Makna di Balik Si vis Pacem, Para Bellum

JURNAL I Kamis,31 Maret 2016 Sebuah pepatah Latin klasik berbunyi demikian: “ Si vis Pacem, Para Bellum ”. Artinya, ‘Jika engkau mendambakan perdamaian, bersiaplah untuk berperang’. Dengan rumusan yang berbeda, Flavius Vegetius Renatus --sekitar tahun 400 M, di dalam kata pengantar De re Militari -- menyatakan hal yang senada: “ Qui Desiderat Pacem, Bellum Praeparat ”. Artinya, ‘Siapa menginginkan perdamaian, bersiaplah untuk berperang’. Agar tidak terjadi kesalahpahaman yang merugikan, kedua pepatah ini perlu ditafsir secara bijak dan kritis.
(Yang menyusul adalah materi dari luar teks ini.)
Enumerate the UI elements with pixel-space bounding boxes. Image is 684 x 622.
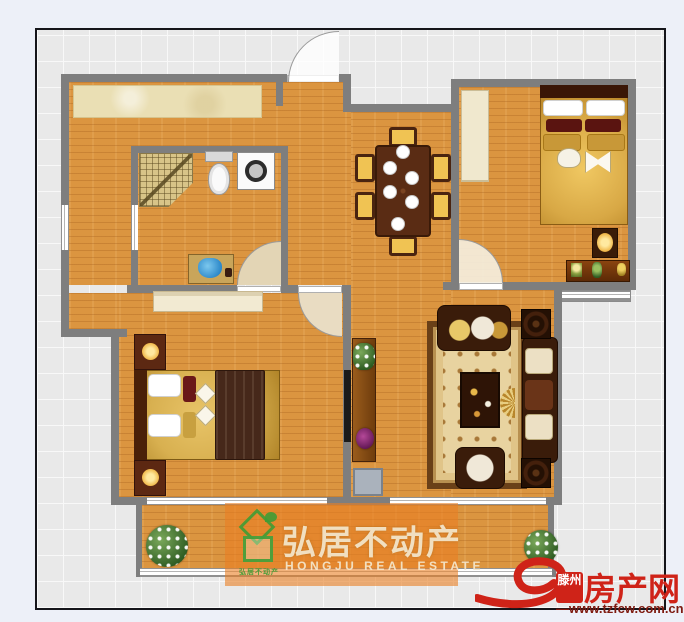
table-lamp-icon xyxy=(597,233,613,252)
plate-icon xyxy=(405,171,419,185)
bay-window xyxy=(561,290,631,302)
plate-icon xyxy=(391,217,405,231)
toilet-tank xyxy=(205,151,233,162)
armchair xyxy=(437,305,511,351)
master-door-leaf xyxy=(298,286,342,293)
dining-chair xyxy=(431,154,451,182)
coffee-table xyxy=(460,372,500,428)
plate-icon xyxy=(405,195,419,209)
toilet xyxy=(208,163,230,195)
brand-logo-house-icon xyxy=(235,512,281,566)
pillow xyxy=(587,134,625,151)
purple-flower-icon xyxy=(356,428,374,449)
brand-name-en: HONGJU REAL ESTATE xyxy=(285,559,484,573)
wall xyxy=(451,79,459,290)
shoe-cabinet xyxy=(353,468,383,496)
bed-headboard xyxy=(540,85,628,98)
wall xyxy=(111,329,119,505)
flower-arrangement-icon xyxy=(353,343,375,370)
end-table xyxy=(521,458,551,488)
pillow xyxy=(586,100,625,116)
sofa-cushion xyxy=(525,348,553,374)
wall xyxy=(61,74,287,82)
pillow xyxy=(585,119,621,132)
washing-machine-drum-icon xyxy=(245,160,267,182)
blanket xyxy=(215,370,265,460)
potted-plant-icon xyxy=(146,525,188,567)
site-logo-seal: 滕州 xyxy=(556,572,583,603)
dresser xyxy=(153,291,263,312)
logo-leaf-shape xyxy=(265,512,277,522)
balcony-wall xyxy=(136,501,142,576)
tv-icon xyxy=(344,370,351,442)
kitchen-counter xyxy=(73,85,262,118)
wall xyxy=(343,104,459,112)
plate-icon xyxy=(383,185,397,199)
pillow xyxy=(183,376,196,402)
bed-headboard xyxy=(134,370,147,460)
window xyxy=(61,205,69,250)
dining-chair xyxy=(431,192,451,220)
small-plant-icon xyxy=(592,262,602,278)
wall-stub xyxy=(276,82,283,106)
pillow xyxy=(546,119,582,132)
faucet-icon xyxy=(225,268,232,277)
pillow xyxy=(183,412,196,438)
wardrobe xyxy=(461,90,489,182)
dining-chair xyxy=(355,154,375,182)
small-plant-icon xyxy=(571,263,582,277)
bathroom-window xyxy=(131,205,138,250)
cushion xyxy=(557,148,581,168)
wall xyxy=(443,282,459,290)
dining-chair xyxy=(355,192,375,220)
bathroom-wall xyxy=(281,146,288,292)
sofa-cushion xyxy=(525,414,553,440)
brand-logo-subtext: 弘居不动产 xyxy=(231,567,287,577)
sofa-cushion xyxy=(525,380,553,410)
table-lamp-icon xyxy=(142,343,159,360)
end-table xyxy=(521,309,551,339)
dining-chair xyxy=(389,127,417,147)
plate-icon xyxy=(396,145,410,159)
wall xyxy=(628,79,636,290)
pillow xyxy=(148,414,181,437)
logo-body-shape xyxy=(243,536,273,562)
small-plant-icon xyxy=(617,263,626,276)
bedroom-door-leaf xyxy=(459,283,503,290)
brand-name: 弘居不动产 xyxy=(282,515,462,564)
pillow xyxy=(543,100,583,116)
vanity-sink-icon xyxy=(198,258,222,278)
wall xyxy=(503,282,636,290)
armchair xyxy=(455,447,505,489)
floor-plan-screenshot: 弘居不动产 弘居不动产 HONGJU REAL ESTATE 滕州 房产网 —w… xyxy=(0,0,684,622)
pillow xyxy=(148,374,181,397)
plate-icon xyxy=(383,161,397,175)
table-lamp-icon xyxy=(142,469,159,486)
dining-chair xyxy=(389,236,417,256)
site-logo-url: —www.tzfcw.com.cn xyxy=(556,601,684,616)
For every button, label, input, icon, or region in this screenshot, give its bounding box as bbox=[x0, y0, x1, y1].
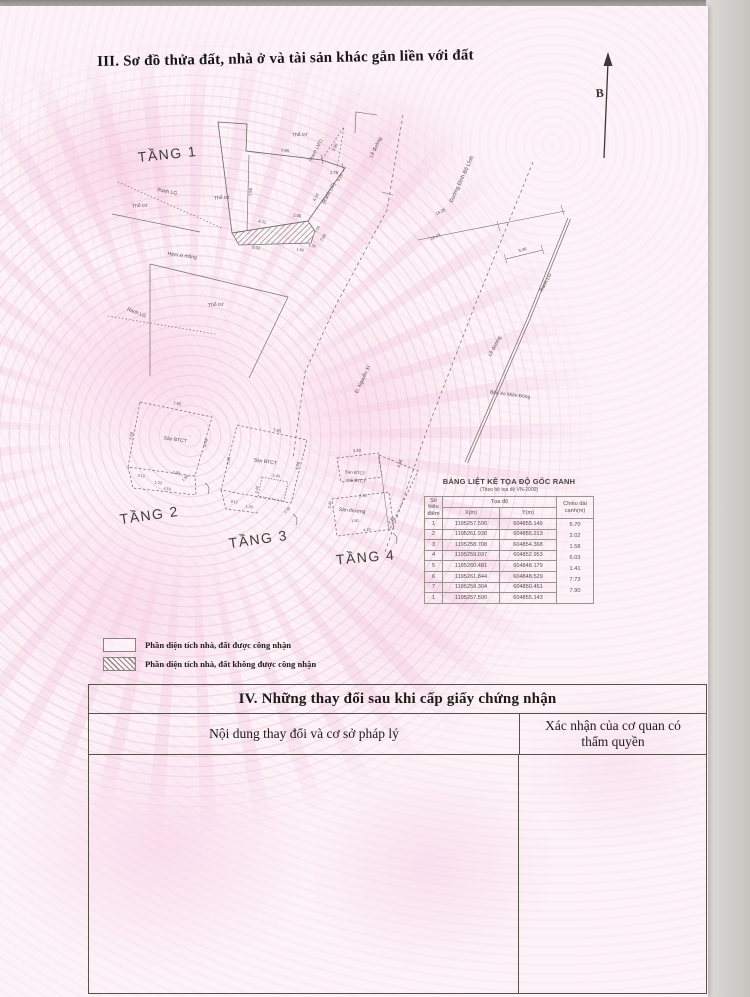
diagram-label: 3.00 bbox=[331, 142, 340, 152]
edge-length-value: 7.90 bbox=[557, 588, 593, 594]
col-header-change-content: Nội dung thay đổi và cơ sở pháp lý bbox=[89, 714, 519, 754]
edge-length-value: 1.41 bbox=[557, 566, 593, 572]
legend-item-unrecognized: Phần diện tích nhà, đất không được công … bbox=[103, 657, 316, 671]
coord-cell: 604848.529 bbox=[500, 571, 557, 582]
coordinate-table-block: BẢNG LIỆT KÊ TỌA ĐỘ GỐC RANH (Theo hệ tọ… bbox=[424, 477, 594, 604]
diagram-label: 2.06 bbox=[293, 212, 302, 218]
floor-label: TẦNG 3 bbox=[228, 527, 289, 551]
coord-cell: 1195257.590 bbox=[443, 593, 500, 604]
diagram-label: 3.40 bbox=[353, 448, 362, 453]
section4-changes-table: IV. Những thay đổi sau khi cấp giấy chứn… bbox=[88, 684, 707, 994]
coord-cell: 1195261.844 bbox=[443, 571, 500, 582]
diagram-label: 1.06 bbox=[313, 225, 321, 233]
diagram-label: 7.55 bbox=[248, 187, 253, 196]
coord-cell: 1195257.590 bbox=[443, 519, 500, 530]
legend-label: Phần diện tích nhà, đất không được công … bbox=[145, 659, 316, 669]
diagram-label: 1.50 bbox=[351, 519, 359, 524]
diagram-label: 7.95 bbox=[281, 148, 290, 154]
coord-cell: 604855.149 bbox=[500, 519, 557, 530]
diagram-label: (Ranh LMT) bbox=[308, 138, 324, 162]
diagram-label: 2.40 bbox=[272, 474, 280, 479]
diagram-label: 0.48 bbox=[319, 233, 327, 241]
section4-title: IV. Những thay đổi sau khi cấp giấy chứn… bbox=[89, 685, 706, 714]
unrecognized-area-hatch bbox=[232, 221, 315, 245]
diagram-label: 14.35 bbox=[435, 207, 447, 216]
diagram-label: 4.10 bbox=[163, 487, 171, 492]
diagram-label: Sàn BTCT bbox=[163, 435, 187, 444]
diagram-label: 7.95 bbox=[173, 400, 182, 406]
diagram-label: 7.05 bbox=[226, 456, 232, 465]
diagram-label: Ranh LG bbox=[126, 307, 147, 320]
coord-cell: 604850.451 bbox=[500, 582, 557, 593]
diagram-label: 6.02 bbox=[252, 244, 261, 250]
diagram-label: Đường Đinh Bộ Lĩnh bbox=[449, 155, 476, 204]
coord-cell: 1195258.708 bbox=[443, 540, 500, 551]
legend-item-recognized: Phần diện tích nhà, đất được công nhận bbox=[103, 638, 316, 652]
col-header-x: X(m) bbox=[443, 508, 500, 519]
diagram-label: Ranh LG bbox=[539, 272, 554, 293]
diagram-label: Thổ cư bbox=[132, 201, 149, 209]
change-content-cell bbox=[89, 755, 518, 993]
edge-length-value: 6.03 bbox=[557, 555, 593, 561]
col-header-authority-confirm: Xác nhận của cơ quan có thẩm quyền bbox=[519, 714, 706, 754]
coord-cell: 5 bbox=[425, 561, 443, 572]
diagram-label: 2.35 bbox=[387, 516, 395, 524]
unrecognized-area-swatch bbox=[103, 657, 136, 671]
coord-cell: 1 bbox=[425, 519, 443, 530]
edge-length-cell: 5.702.021.586.031.417.737.90 bbox=[557, 519, 594, 604]
coord-cell: 4 bbox=[425, 550, 443, 561]
diagram-label: 2.40 bbox=[359, 494, 367, 499]
coord-cell: 1195261.930 bbox=[443, 529, 500, 540]
coordinate-table-subtitle: (Theo hệ tọa độ VN-2000) bbox=[424, 487, 594, 493]
diagram-label: 3.12 bbox=[137, 474, 145, 479]
coord-cell: 604855.213 bbox=[500, 529, 557, 540]
diagram-label: Thổ cư bbox=[208, 300, 225, 308]
coordinate-table-title: BẢNG LIỆT KÊ TỌA ĐỘ GỐC RANH bbox=[424, 477, 594, 486]
diagram-label: 5.46 bbox=[518, 246, 528, 253]
edge-length-value: 2.02 bbox=[557, 533, 593, 539]
edge-length-value: 1.58 bbox=[557, 544, 593, 550]
diagram-label: Lề đường bbox=[487, 335, 503, 357]
coord-cell: 1195260.481 bbox=[443, 561, 500, 572]
section4-header-row: Nội dung thay đổi và cơ sở pháp lý Xác n… bbox=[89, 714, 706, 755]
diagram-label: 4.06 bbox=[396, 458, 404, 468]
diagram-label: Thổ cư bbox=[292, 130, 309, 138]
diagram-label: Hẻm xi măng bbox=[167, 251, 197, 261]
diagram-label: Bến Xe Miền Đông bbox=[490, 390, 531, 401]
col-header-length: Chiều dài cạnh(m) bbox=[557, 497, 594, 519]
diagram-label: Sàn BTCT bbox=[253, 457, 277, 466]
diagram-label: Lề đường bbox=[369, 136, 384, 159]
coord-cell: 604852.953 bbox=[500, 550, 557, 561]
coordinate-table: Số hiệu điểm Tọa độ Chiều dài cạnh(m) X(… bbox=[424, 496, 594, 604]
coord-cell: 604848.179 bbox=[500, 561, 557, 572]
diagram-label: 4.11 bbox=[258, 218, 267, 224]
floor-label: TẦNG 2 bbox=[119, 503, 180, 527]
diagram-label: 28.00 bbox=[430, 232, 442, 241]
diagram-label: (Ranh LG) bbox=[321, 182, 337, 206]
scanned-certificate-page: III. Sơ đồ thửa đất, nhà ở và tài sản kh… bbox=[0, 0, 750, 997]
coord-cell: 1195259.304 bbox=[443, 582, 500, 593]
diagram-label: 2.35 bbox=[283, 506, 291, 514]
north-arrow bbox=[604, 52, 613, 158]
diagram-label: 1.20 bbox=[245, 505, 253, 510]
floor-label: TẦNG 1 bbox=[137, 143, 198, 165]
diagram-label: 3.40 bbox=[328, 501, 333, 509]
floor-label: TẦNG 4 bbox=[335, 546, 396, 567]
north-label: B bbox=[595, 86, 604, 101]
col-header-point: Số hiệu điểm bbox=[425, 497, 443, 519]
diagram-label: Sân thượng bbox=[339, 507, 366, 515]
diagram-label: 7.05 bbox=[129, 431, 135, 440]
recognized-area-swatch bbox=[103, 638, 136, 652]
coord-cell: 1 bbox=[425, 593, 443, 604]
diagram-label: mái BTCT bbox=[346, 477, 366, 484]
edge-length-value: 7.73 bbox=[557, 577, 593, 583]
tang2-outline bbox=[128, 402, 212, 495]
coord-cell: 7 bbox=[425, 582, 443, 593]
authority-confirm-cell bbox=[518, 755, 706, 993]
coord-cell: 6 bbox=[425, 571, 443, 582]
coord-cell: 3 bbox=[425, 540, 443, 551]
coord-cell: 2 bbox=[425, 529, 443, 540]
legend: Phần diện tích nhà, đất được công nhận P… bbox=[103, 638, 316, 676]
col-header-coords: Tọa độ bbox=[443, 497, 557, 508]
neighbor-boundaries bbox=[108, 182, 288, 378]
legend-label: Phần diện tích nhà, đất được công nhận bbox=[145, 640, 291, 650]
coord-row: 11195257.590604855.1495.702.021.586.031.… bbox=[425, 519, 594, 530]
diagram-label: 4.10 bbox=[311, 192, 320, 202]
edge-length-value: 5.70 bbox=[557, 522, 593, 528]
coord-cell: 604854.368 bbox=[500, 540, 557, 551]
diagram-label: 1.50 bbox=[296, 247, 304, 252]
diagram-label: Sàn BTCT bbox=[345, 469, 366, 476]
diagram-label: 1.20 bbox=[154, 481, 162, 486]
diagram-label: 4.06 bbox=[202, 438, 209, 448]
diagram-label: 2.05 bbox=[172, 471, 180, 476]
diagram-label: 1.50 bbox=[181, 474, 189, 482]
col-header-y: Y(m) bbox=[500, 508, 557, 519]
diagram-label: 4.10 bbox=[363, 528, 371, 533]
diagram-label: 1.30 bbox=[308, 243, 316, 248]
diagram-label: Đ. Nguyễn Xí bbox=[353, 364, 372, 394]
coord-cell: 604855.143 bbox=[500, 593, 557, 604]
diagram-label: Ranh LG bbox=[157, 187, 178, 197]
section4-body-row bbox=[89, 755, 706, 993]
coord-cell: 1195259.037 bbox=[443, 550, 500, 561]
diagram-label: 3.12 bbox=[230, 500, 238, 505]
floor-plan-diagram: TẦNG 1TẦNG 2TẦNG 3TẦNG 4BThổ cưThổ cưThổ… bbox=[0, 0, 750, 630]
diagram-label: Thổ cư bbox=[214, 193, 231, 201]
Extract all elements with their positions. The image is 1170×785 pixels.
Pepatah-pepatah tersebut tentunya tidak bermaksud negatif. Dalam artian, memotivasi orang untuk terlebih dahulu menciptakan situasi ketidaknyamanan (perang, misalnya), sebelum akhirnya dapat menciptakan situasi nyaman penuh kedamaian. Lagi pula, ini bukan masalah seputar ‘mana yang terlebih dahulu’ atau ‘mana yang lebih kemudian’. Mengapa? Karena dengan pemahaman yang demikian, orang dapat mengalami kesesatan berpikir. Perdamaian lalu dili...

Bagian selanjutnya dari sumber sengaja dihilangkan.